2 — Pressupostos para a correcta aplicação deste tipo de prova: a) A existência de “factos básicos” plenamente provados que, em regra, hão-de ser plurais, concomitantes e inter-relacionados (art. 386.º, n.º 1, do Cod. Proc. Civil); (i) É necessário que os “factos básicos” sejam plurais e que todos eles, apreciados globalmente (e não um a um ou separadamente) nos conduzam ao “facto consequência”, por serem concomitantes e por estarem relacionados entre si na perspectiva da acreditação de um dado factual que de outro modo não ficaria provado. b) O estabelecimento, entre esses “factos básicos” e o facto que se pretende provar (“facto consequência”) de uma ligação precisa e directa segundo as regras do critério e experiência humanos. (i) Essa ligação directa existe quando, confirmados os factos básicos, possa afirmar-se que se produziu o facto consequência porque as coisas usualmente ocorrem assim e assim o pode entender quem proceda a um exame detido da questão.
3 — O órgão judicial que utilize esse tipo de prova deve expressar na sua decisão os fundamentos da prova dos “factos básicos” e da sua conexão com o “facto consequência”, assim como analisar as explicações que o arguido tenha oferecido, para admiti-las como credíveis ou refutá-las.
[14] Vide, com interesse, o estudo publicado a respeito dos "Pressupostos da Punição", da autoria de Figueiredo Dias, Jornadas de Direito Criminal, C.E.J., Lisboa, a págs. 53 e seguintes.
[15] Figueiredo Dias, Novos Rumos da Política Criminal e do Direito Penal, a págs. 29 e 30.
[16] Maia Gonçalves, Código Penal Português, Anotado e Comentado, 10ª edição, a págs. 171.
[17] Jornadas de Direito Criminal, C.E.J., Lisboa, a págs. 170.
[18] Lições de Direito Criminal e referida na sua obra "Unidade e Pluralidade de Infracções", a págs. 112, em nota de rodapé.
[19] Albin Eser, Strafgesetzbuch, Kommentar, 24ª edição, 1991, relativamente ao § 242 1.
[20] Comentário Conimbricense do Código Penal, Tomo II, Coimbra Editora, edição de Dezembro de 1999, a págs. 55.
[21] As Consequências Jurídicas de Crimes, Coimbra, a págs. 198.

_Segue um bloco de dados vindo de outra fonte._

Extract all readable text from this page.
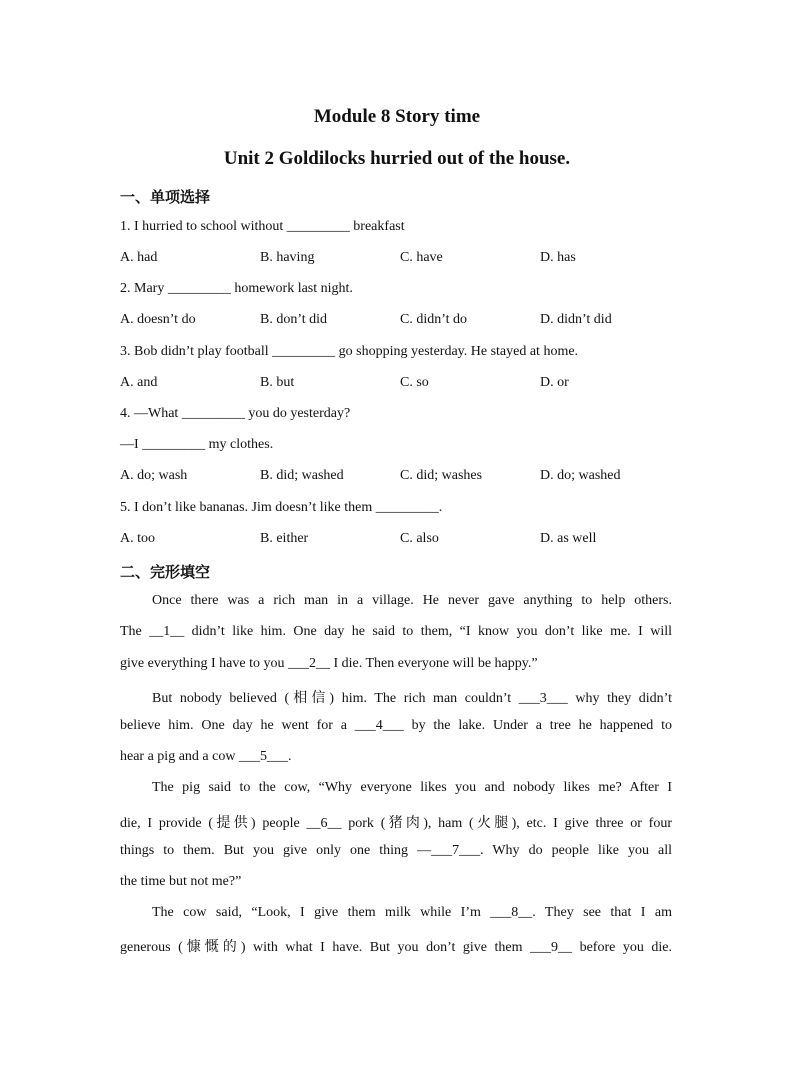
Module 8 Story time
Unit 2 Goldilocks hurried out of the house.
一、单项选择
1. I hurried to school without _________ breakfast
A. had	B. having	C. have	D. has
2. Mary _________ homework last night.
A. doesn’t do	B. don’t did	C. didn’t do	D. didn’t did
3. Bob didn’t play football _________ go shopping yesterday. He stayed at home.
A. and	B. but	C. so	D. or
4. —What _________ you do yesterday?
—I _________ my clothes.
A. do; wash	B. did; washed	C. did; washes	D. do; washed
5. I don’t like bananas. Jim doesn’t like them _________.
A. too	B. either	C. also	D. as well
二、完形填空
Once there was a rich man in a village. He never gave anything to help others.
The __1__ didn’t like him. One day he said to them, “I know you don’t like me. I will
give everything I have to you ___2__ I die. Then everyone will be happy.”
But nobody believed (相信) him. The rich man couldn’t ___3___ why they didn’t
believe him. One day he went for a ___4___ by the lake. Under a tree he happened to
hear a pig and a cow ___5___.
The pig said to the cow, “Why everyone likes you and nobody likes me? After I
die, I provide (提供) people __6__ pork (猪肉), ham (火腿), etc. I give three or four
things to them. But you give only one thing —___7___. Why do people like you all
the time but not me?”
The cow said, “Look, I give them milk while I’m ___8__. They see that I am
generous (慷慨的) with what I have. But you don’t give them ___9__ before you die.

[22] Tratado de Derecho Penal, Parte General, II, pág. 1194
[23] Ibidem, a págs. 215.
[24] Considera-se errada a conceção segundo a qual é dado previamente ao Juiz, antes da consideração da culpa e da prevenção, um «ponto» médio (ou outro) da moldura penal, donde aquela deve partir (conceção que recebeu algum acolhimento da jurisprudência nacional - v.g., entre outros, o Ac. S.T.J., 85.11.13, in B.M.J., 351º,-211 -. Acompanhando-se a posição doutrinária de Anabela Miranda Rodrigues, «in» A Determinação da Medida da Pena Privativa da Liberdade, a págs. 142, “o Juiz deve determinar o quantum exacto da pena em função da culpa e da prevenção e dos elementos para ela relevantes”.

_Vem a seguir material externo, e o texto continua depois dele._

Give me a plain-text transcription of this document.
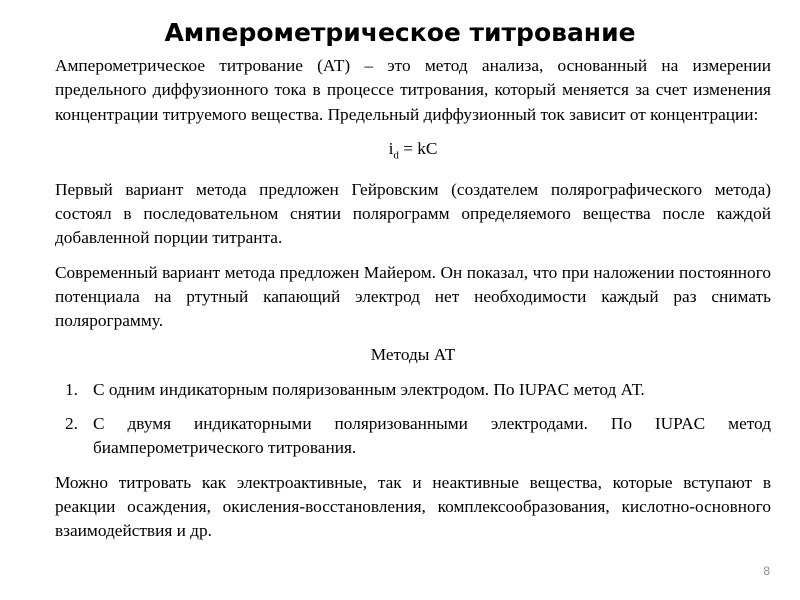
Амперометрическое титрование

Амперометрическое титрование (АТ) – это метод анализа, основанный на измерении предельного диффузионного тока в процессе титрования, который меняется за счет изменения концентрации титруемого вещества. Предельный диффузионный ток зависит от концентрации:

$i_d$ = kC

Первый вариант метода предложен Гейровским (создателем полярографического метода) состоял в последовательном снятии полярограмм определяемого вещества после каждой добавленной порции титранта.

Современный вариант метода предложен Майером. Он показал, что при наложении постоянного потенциала на ртутный капающий электрод нет необходимости каждый раз снимать полярограмму.

Методы АТ

1. С одним индикаторным поляризованным электродом. По IUPAC метод АТ.
2. С двумя индикаторными поляризованными электродами. По IUPAC метод биамперометрического титрования.

Можно титровать как электроактивные, так и неактивные вещества, которые вступают в реакции осаждения, окисления-восстановления, комплексообразования, кислотно-основного взаимодействия и др.

8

Vide, a este propósito, com particular interesse, o Ac. do STJ, datado de 24 de Fevereiro de 1988, BMJ, 374º, pág.229, para além dos seguintes autores: Mezger, Tratado de Derecho Penal, trad. espanhola, t. II, a págs. 429 e Adelino Robalo Cordeiro, “Escolha e medida da pena”, Jornadas de Direito Criminal, Fase I, C.E.J., a págs. 237 e segs. e “Moldura penal abstracta, pena concreta, escolha da pena”, «in» Textos, I, 1990-91, C.E.J., a págs. 161 e seguintes.